Giant Steps Harry's Monster 2006
When John Coltrane split with Miles Davis in the late 50s, he wasted little time releasing his visionary Giant Steps album. Winemaker (and equally successful brewmaster) Phil Sexton was inspired by the album and Coltrane's foresight. When Sexton sold his Devil's Lair vineyard in Margaret River to relocate and replant in the Yarra Valley, he named his wine in Coltrane's honor. Sexton chose Yarra Valley because of his admiration for the long aging and fine boned wines produced by the new generation of wine growers reestablishing this historic wine region. Giant Steps has forged a reputation for delivering some of Australia's most consistent, over-performing, varietal wines reflected by its ongoing, praise-worthy global acclaim including being a six-time Wine & Spirits Top 100 Wineries of the Year, 2013-2018. Giant Steps focuses primarily on the distinctive expression of single vineyard sites in the Yarra Valley. Grapes are drawn from estate and leased vineyards as well as fruit from long-term grower contracts, supported by strong relationships and meticulous supervision throughout the year
As the most important area of wine production in Victoria today, the Yarra Valley is most popular for Pinot Noir and Chardonnay, which account for over half of vineyard acreage. A gentle, rolling and rural region alongside the Margaret River, the Yarra Valley has a cool maritime climate with a lengthy growing season, perfect for these cool-climate varieties.
Two styles of Pinot Noir are possible here. The warmer Lower Yarra Valley with sandy, loam soils, produces plush and fruity Pinot Noir while the cooler, higher-elevation Upper Yarra Valley with soils of young red basalt, produces more angular and mineral-driven Pinot Noir.
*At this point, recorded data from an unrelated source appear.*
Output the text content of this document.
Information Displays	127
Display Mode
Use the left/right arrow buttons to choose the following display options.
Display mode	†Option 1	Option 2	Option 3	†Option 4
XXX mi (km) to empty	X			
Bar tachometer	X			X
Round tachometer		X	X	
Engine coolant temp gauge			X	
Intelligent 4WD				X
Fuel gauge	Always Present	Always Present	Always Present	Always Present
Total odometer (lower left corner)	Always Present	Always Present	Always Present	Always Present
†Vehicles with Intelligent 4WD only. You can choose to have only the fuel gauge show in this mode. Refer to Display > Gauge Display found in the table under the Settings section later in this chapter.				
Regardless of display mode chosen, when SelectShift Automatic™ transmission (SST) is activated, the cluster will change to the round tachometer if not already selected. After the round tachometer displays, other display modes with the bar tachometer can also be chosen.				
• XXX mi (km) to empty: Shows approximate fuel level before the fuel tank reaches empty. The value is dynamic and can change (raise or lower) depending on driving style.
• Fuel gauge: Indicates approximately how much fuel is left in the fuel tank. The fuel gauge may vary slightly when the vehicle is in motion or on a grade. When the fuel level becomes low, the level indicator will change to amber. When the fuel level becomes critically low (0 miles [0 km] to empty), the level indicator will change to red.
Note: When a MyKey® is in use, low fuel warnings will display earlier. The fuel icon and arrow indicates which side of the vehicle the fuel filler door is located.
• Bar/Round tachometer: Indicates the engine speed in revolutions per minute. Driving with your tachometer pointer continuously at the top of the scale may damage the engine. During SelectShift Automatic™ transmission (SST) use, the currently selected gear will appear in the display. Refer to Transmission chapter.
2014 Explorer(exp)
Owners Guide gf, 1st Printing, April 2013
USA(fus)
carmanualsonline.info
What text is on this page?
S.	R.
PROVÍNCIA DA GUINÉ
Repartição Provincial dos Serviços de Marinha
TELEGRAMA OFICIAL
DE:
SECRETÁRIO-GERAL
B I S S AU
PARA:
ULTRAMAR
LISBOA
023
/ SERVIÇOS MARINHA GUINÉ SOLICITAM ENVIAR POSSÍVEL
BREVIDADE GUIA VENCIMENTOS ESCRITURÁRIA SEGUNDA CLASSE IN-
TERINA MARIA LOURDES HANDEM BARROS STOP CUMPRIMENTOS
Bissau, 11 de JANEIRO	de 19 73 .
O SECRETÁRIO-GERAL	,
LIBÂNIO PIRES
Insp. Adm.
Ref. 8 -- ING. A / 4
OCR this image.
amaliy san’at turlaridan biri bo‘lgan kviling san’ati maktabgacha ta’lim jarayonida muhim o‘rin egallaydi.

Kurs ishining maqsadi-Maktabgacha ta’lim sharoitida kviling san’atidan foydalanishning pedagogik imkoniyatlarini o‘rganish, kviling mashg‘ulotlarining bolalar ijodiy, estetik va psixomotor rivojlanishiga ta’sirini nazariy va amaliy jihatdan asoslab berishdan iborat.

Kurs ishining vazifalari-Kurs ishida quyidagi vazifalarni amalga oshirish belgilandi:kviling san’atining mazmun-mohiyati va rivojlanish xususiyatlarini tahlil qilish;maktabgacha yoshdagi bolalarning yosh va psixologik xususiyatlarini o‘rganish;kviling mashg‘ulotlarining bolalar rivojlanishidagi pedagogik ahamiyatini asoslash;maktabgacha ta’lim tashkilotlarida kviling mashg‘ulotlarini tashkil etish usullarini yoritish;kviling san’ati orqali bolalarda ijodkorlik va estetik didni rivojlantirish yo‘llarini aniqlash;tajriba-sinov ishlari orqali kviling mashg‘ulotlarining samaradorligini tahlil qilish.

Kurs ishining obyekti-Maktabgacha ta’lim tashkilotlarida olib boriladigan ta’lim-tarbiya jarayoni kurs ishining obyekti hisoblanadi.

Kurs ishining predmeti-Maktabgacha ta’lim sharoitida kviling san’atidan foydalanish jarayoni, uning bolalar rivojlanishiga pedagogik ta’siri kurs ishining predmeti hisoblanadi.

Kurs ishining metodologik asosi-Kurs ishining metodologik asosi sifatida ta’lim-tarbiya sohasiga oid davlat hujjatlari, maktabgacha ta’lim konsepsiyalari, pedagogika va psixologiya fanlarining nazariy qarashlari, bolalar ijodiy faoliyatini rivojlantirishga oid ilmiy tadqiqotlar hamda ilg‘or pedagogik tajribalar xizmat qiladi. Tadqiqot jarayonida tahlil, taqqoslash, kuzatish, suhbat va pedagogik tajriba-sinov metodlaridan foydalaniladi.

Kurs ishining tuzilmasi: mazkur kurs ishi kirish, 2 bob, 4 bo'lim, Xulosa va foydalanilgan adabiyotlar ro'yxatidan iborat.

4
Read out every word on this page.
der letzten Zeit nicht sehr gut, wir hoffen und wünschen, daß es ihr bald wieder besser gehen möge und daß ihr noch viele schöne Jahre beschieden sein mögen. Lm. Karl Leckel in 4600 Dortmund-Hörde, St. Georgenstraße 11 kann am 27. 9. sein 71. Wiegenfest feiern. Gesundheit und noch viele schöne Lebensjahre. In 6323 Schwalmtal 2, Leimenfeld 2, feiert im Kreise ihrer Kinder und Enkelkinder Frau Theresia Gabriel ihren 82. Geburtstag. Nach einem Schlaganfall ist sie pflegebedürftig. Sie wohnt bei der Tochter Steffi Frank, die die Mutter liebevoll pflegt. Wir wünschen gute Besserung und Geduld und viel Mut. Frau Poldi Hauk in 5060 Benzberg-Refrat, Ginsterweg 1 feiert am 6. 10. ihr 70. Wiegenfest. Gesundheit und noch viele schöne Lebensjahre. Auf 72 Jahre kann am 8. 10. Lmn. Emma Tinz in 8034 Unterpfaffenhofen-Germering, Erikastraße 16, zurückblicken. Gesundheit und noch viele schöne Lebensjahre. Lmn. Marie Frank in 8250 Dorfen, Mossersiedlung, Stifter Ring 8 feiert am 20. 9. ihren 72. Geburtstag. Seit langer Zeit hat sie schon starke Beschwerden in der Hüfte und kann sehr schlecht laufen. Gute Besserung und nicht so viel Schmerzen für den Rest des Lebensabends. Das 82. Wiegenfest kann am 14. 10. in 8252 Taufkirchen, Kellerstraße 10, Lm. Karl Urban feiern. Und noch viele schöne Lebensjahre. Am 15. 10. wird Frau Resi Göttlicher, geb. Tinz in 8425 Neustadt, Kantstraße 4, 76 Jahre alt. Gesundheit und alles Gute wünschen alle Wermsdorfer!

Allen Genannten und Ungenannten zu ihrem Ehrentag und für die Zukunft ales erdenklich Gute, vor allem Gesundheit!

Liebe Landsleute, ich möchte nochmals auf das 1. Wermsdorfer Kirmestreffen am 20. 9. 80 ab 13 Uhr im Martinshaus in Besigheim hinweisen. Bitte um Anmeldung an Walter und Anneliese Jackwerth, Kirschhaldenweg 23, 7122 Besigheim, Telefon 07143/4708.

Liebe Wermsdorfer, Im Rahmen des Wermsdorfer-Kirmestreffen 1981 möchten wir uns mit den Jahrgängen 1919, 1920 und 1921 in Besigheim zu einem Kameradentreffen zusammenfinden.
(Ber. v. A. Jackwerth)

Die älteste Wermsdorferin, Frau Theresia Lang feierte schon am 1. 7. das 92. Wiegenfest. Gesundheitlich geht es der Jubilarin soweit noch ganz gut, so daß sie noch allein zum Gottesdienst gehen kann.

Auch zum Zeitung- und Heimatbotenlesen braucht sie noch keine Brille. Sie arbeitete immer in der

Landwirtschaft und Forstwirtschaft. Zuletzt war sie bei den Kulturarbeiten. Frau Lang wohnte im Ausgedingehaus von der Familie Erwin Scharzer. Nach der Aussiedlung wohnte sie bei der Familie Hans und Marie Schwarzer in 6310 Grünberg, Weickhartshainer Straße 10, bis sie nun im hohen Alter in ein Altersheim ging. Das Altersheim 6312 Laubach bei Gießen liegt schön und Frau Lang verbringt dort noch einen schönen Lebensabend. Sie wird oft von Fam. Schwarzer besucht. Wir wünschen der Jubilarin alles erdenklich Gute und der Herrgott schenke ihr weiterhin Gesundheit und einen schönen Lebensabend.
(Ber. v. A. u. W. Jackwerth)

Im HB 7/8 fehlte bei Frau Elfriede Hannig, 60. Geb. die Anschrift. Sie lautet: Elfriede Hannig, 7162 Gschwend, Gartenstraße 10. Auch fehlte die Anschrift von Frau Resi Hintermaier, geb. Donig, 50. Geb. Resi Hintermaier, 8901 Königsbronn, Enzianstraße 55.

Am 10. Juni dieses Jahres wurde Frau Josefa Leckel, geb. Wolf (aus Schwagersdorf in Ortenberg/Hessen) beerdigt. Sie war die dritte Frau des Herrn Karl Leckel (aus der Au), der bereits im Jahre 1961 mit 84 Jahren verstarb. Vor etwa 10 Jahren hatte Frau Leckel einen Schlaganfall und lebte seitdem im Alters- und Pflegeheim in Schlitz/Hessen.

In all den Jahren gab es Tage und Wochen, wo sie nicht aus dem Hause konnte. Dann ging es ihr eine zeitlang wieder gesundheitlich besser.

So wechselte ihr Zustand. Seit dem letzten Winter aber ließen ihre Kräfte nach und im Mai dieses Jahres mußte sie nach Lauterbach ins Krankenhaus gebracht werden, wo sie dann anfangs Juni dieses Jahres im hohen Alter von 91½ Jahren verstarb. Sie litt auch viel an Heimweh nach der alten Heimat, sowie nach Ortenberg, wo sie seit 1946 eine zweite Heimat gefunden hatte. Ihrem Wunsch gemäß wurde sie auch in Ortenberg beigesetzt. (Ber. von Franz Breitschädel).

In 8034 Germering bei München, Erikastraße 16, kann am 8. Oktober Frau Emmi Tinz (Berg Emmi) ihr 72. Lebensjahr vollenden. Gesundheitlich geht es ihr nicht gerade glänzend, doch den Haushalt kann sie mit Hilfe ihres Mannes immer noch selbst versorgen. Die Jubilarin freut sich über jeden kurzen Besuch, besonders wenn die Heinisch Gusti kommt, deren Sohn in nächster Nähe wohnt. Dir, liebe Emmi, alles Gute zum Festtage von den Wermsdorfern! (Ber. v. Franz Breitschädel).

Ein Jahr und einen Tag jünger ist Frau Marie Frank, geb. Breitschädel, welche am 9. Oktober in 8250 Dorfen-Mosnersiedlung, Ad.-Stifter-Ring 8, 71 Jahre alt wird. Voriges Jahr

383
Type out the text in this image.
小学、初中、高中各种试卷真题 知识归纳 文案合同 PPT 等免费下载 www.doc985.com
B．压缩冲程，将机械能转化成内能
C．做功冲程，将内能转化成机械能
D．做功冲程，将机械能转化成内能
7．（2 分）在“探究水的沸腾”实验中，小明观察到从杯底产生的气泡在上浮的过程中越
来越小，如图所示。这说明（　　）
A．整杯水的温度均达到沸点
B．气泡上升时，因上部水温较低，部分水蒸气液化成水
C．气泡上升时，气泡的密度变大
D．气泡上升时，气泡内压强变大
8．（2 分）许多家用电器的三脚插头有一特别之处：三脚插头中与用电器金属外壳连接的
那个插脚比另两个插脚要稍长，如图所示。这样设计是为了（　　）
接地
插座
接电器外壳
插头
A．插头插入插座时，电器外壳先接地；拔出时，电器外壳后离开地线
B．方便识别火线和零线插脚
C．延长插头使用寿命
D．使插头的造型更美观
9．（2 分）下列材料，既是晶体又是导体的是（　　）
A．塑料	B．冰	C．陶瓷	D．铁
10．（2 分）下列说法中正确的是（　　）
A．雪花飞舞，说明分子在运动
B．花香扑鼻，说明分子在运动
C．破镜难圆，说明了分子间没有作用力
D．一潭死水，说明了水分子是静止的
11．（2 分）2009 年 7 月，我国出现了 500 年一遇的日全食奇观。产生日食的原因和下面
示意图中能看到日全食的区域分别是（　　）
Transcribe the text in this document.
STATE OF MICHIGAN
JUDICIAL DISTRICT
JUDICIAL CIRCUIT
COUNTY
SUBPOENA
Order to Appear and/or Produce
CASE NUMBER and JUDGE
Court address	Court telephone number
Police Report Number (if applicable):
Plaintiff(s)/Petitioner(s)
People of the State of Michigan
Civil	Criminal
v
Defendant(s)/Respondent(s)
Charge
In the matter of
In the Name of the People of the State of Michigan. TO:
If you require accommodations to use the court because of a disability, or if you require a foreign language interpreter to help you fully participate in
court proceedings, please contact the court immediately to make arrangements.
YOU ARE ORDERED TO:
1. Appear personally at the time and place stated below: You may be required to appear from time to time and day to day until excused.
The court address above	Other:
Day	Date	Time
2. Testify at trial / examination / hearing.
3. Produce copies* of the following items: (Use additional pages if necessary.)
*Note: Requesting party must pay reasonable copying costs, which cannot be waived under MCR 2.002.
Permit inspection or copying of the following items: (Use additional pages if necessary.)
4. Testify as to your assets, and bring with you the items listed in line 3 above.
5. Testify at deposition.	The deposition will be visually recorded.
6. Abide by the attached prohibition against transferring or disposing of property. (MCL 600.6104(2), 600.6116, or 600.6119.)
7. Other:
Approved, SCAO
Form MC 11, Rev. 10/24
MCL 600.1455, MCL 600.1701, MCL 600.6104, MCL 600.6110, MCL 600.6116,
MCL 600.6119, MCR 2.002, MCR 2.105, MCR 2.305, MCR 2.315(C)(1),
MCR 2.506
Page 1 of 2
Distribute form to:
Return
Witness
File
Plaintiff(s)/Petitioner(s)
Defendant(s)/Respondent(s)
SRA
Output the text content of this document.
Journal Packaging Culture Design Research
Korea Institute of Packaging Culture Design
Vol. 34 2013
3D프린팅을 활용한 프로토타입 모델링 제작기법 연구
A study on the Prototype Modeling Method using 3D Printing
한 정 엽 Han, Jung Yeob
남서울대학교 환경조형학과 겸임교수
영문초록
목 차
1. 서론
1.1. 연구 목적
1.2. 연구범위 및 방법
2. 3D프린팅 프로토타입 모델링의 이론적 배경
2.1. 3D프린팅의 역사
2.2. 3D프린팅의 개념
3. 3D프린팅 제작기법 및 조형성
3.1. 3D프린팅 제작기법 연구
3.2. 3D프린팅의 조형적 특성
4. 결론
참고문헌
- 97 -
Yarra Valley Chardonnay is among the best in Australia. To preserve the floral aromatics and fresh citrus flavors for which this area’s Chardonnay is so appreciated, time in barrel is restrained (though barrel fermentation is common). The best Yarra Valley Chardonnays display brilliant acidity, leesy characteristics, citrus, stone fruit and flavors of ginger and spice.
One of the world’s most classic and popular styles of red wine, Bordeaux-inspired blends have spread from their homeland in France to nearly every corner of the New World, especially in California, Washington and Australia. Typically based on either Cabernet Sauvignon or Merlot and supported by Cabernet Franc, Malbec and Petit Verdot, these are sometimes referred to in the US as “Meritage” blends. In Bordeaux itself, Cabernet Sauvignon dominates in wines from the Left Bank of the Gironde River, while the Right Bank focuses on Merlot. Often, blends from outside the region are classified as being inspired by one or the other.
Tasting Notes for Bordeaux Blends
Bordeaux Blends are dry, red wines and generally have aromas and flavors of black currant, black cherry plum, graphite, cedar and violet. Cabernet-based, Left-Bank-styled wines are typically more tannic and structured, while Merlot-based wines, modeled after the Right Bank, are softer and suppler. Cabernet Franc can add herbal notes, while Malbec and Petit Verdot contribute color and structure.
Perfect Food Pairings for Bordeaux Blends
Since Bordeaux red blends are often quite structured and tannic, they pair best with hearty, flavorful and fatty meat dishes. Any type of steak makes for a classic pairing. Equally welcome with these wines would be beef brisket, pot roast, braised lamb or smoked duck.
Sommelier Secrets for Bordeaux Blends
While the region of Bordeaux is limited to a select few approved grape varieties in specified percentages, the New World is free to experiment. Bordeaux blends in California may include equal amounts of Cabernet Franc and Malbec, for example. Occassionally a winemaker might add a small percentage of a non-Bordeaux variety, such as Syrah or Petite Sirah for a desired result.